Als ich wieder zu mir kam, war bereits Tag - und was für einer! Äußerst selten sieht man den tropischen Himmel vollständig ohne Dunst. Eine unendliche See aus Öl - der Indische Ozean - darüber viele tausend Schäfchenwolken, und ganz oben wir.

Nach der Landung kamen wir in ein winziges Gebäude, in dem viele Beamte werkelten. So was kannte ich bereits aus dem Mittleren Osten. Auch das, wogegen die Madegassische Regierung die hochverehrten Gäste mit Plakaten um Hilfe bittet - Korruption. Aha! So einen dicken Hinweis, wie man schnell durch den Zoll kommt, hat mir bislang kein Land gegeben.

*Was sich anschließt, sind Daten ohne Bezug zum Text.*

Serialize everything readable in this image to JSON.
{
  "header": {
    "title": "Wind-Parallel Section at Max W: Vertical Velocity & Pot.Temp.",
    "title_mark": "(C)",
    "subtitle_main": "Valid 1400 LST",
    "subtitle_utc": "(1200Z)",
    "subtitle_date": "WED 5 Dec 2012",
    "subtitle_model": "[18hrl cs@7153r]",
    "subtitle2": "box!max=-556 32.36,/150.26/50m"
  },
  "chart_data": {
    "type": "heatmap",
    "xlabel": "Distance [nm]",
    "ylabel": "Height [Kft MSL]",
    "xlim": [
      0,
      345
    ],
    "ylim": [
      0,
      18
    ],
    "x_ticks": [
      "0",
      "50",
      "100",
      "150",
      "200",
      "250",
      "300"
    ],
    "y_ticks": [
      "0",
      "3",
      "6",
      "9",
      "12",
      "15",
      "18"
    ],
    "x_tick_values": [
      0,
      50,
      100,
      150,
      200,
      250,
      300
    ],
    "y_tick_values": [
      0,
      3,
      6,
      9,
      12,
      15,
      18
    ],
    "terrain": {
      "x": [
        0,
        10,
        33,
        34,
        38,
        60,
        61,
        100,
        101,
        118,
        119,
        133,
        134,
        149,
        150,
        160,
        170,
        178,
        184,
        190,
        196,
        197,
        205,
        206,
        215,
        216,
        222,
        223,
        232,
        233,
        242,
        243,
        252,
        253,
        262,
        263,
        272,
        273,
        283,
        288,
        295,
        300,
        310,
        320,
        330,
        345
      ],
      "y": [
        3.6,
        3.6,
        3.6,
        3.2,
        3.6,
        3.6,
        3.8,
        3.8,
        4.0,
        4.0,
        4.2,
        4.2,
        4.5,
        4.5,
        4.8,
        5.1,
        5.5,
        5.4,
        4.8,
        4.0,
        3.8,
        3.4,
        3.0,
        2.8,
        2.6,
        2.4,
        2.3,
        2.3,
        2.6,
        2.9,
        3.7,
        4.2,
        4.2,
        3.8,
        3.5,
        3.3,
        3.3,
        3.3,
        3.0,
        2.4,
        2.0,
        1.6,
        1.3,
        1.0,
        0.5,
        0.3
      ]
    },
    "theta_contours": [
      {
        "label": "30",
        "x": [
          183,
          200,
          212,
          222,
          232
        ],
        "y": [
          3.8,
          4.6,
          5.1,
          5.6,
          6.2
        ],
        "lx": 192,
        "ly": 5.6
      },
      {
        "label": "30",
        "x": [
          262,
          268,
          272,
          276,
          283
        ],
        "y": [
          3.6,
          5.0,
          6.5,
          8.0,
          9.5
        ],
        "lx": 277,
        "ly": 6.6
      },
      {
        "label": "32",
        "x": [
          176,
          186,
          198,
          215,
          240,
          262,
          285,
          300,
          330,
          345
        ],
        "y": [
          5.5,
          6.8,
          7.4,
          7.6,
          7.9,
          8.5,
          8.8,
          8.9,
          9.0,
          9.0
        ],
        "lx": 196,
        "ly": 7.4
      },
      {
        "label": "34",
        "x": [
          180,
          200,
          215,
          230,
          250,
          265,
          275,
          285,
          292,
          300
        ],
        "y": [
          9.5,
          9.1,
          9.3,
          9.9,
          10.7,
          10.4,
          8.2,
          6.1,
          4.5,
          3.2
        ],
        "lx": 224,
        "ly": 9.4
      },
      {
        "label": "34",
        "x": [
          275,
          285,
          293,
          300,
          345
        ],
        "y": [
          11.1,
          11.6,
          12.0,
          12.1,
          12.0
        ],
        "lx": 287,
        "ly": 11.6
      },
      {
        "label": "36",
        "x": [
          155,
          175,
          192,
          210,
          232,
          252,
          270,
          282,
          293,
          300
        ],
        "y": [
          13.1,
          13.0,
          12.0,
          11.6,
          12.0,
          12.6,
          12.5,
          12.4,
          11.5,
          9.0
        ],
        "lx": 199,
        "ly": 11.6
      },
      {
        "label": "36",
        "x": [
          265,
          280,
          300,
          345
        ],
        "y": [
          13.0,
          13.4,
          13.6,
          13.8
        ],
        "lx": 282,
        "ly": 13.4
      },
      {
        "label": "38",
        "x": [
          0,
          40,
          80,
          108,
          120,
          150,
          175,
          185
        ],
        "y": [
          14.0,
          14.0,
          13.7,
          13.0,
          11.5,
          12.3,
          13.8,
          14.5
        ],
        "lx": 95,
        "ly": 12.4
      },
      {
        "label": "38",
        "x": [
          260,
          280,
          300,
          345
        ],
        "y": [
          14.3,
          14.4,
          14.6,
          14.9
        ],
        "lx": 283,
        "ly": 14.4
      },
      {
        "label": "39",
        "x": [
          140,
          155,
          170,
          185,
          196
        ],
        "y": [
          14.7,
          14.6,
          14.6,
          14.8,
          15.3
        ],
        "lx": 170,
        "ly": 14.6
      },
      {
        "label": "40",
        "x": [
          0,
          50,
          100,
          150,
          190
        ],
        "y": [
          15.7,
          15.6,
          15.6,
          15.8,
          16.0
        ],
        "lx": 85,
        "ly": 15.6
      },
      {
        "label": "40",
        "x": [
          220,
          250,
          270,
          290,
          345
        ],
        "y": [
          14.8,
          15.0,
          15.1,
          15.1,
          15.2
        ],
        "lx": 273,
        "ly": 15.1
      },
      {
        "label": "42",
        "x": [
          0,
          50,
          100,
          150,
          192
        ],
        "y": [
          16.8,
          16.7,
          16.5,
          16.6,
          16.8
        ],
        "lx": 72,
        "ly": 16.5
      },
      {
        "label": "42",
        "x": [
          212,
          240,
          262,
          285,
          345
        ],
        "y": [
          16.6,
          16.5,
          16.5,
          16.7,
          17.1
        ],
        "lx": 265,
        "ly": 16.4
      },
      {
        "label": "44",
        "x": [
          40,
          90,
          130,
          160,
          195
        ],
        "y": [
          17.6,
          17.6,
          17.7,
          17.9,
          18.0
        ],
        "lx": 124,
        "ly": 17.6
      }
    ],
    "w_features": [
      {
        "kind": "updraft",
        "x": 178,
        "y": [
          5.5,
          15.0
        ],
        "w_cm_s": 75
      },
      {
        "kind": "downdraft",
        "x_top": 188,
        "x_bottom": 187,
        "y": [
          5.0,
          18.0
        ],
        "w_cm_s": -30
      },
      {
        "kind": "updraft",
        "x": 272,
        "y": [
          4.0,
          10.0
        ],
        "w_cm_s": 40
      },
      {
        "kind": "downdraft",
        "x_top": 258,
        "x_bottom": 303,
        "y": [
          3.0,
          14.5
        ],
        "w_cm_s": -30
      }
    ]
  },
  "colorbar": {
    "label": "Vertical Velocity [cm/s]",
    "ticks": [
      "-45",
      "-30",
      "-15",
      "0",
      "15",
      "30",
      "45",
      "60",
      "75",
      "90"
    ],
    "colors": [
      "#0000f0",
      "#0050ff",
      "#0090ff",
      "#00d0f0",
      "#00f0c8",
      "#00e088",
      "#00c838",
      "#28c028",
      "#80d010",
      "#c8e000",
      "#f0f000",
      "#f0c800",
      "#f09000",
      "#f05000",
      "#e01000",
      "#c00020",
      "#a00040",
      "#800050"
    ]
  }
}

Auf weiteren Plakaten konnte man lesen, was die Regierung keineswegs duldet - Drogen und Kinderprostitution … Nochmal aha!

Mein Beamter war nur vergesslich. Er schrieb mir auf, das Visum würde 15 € kosten. Ich gab einen 20 €-Schein, mit dem er verschwand. Na, gut. Das Reisebüro hatte mir was von 25 € geschrieben, und die Botschaft in Berlin wollte gar 30 € haben. Irgendwie habe ich dennoch Geld gespart.

Draußen wartete Alex, einer der Besitzer der Tauchbasis. Der Service ist perfekt. Die Botschaft hatte von sich aus bei mir angerufen und mir das Ausfüllen des Einreiseformulars erklärt. Später hat mir das Reisebüro eine mit Buntstiften gezeichnete Karte des Urlaubsortes geschickt. Jetzt holt mich auch noch der Tauchlehrer ab.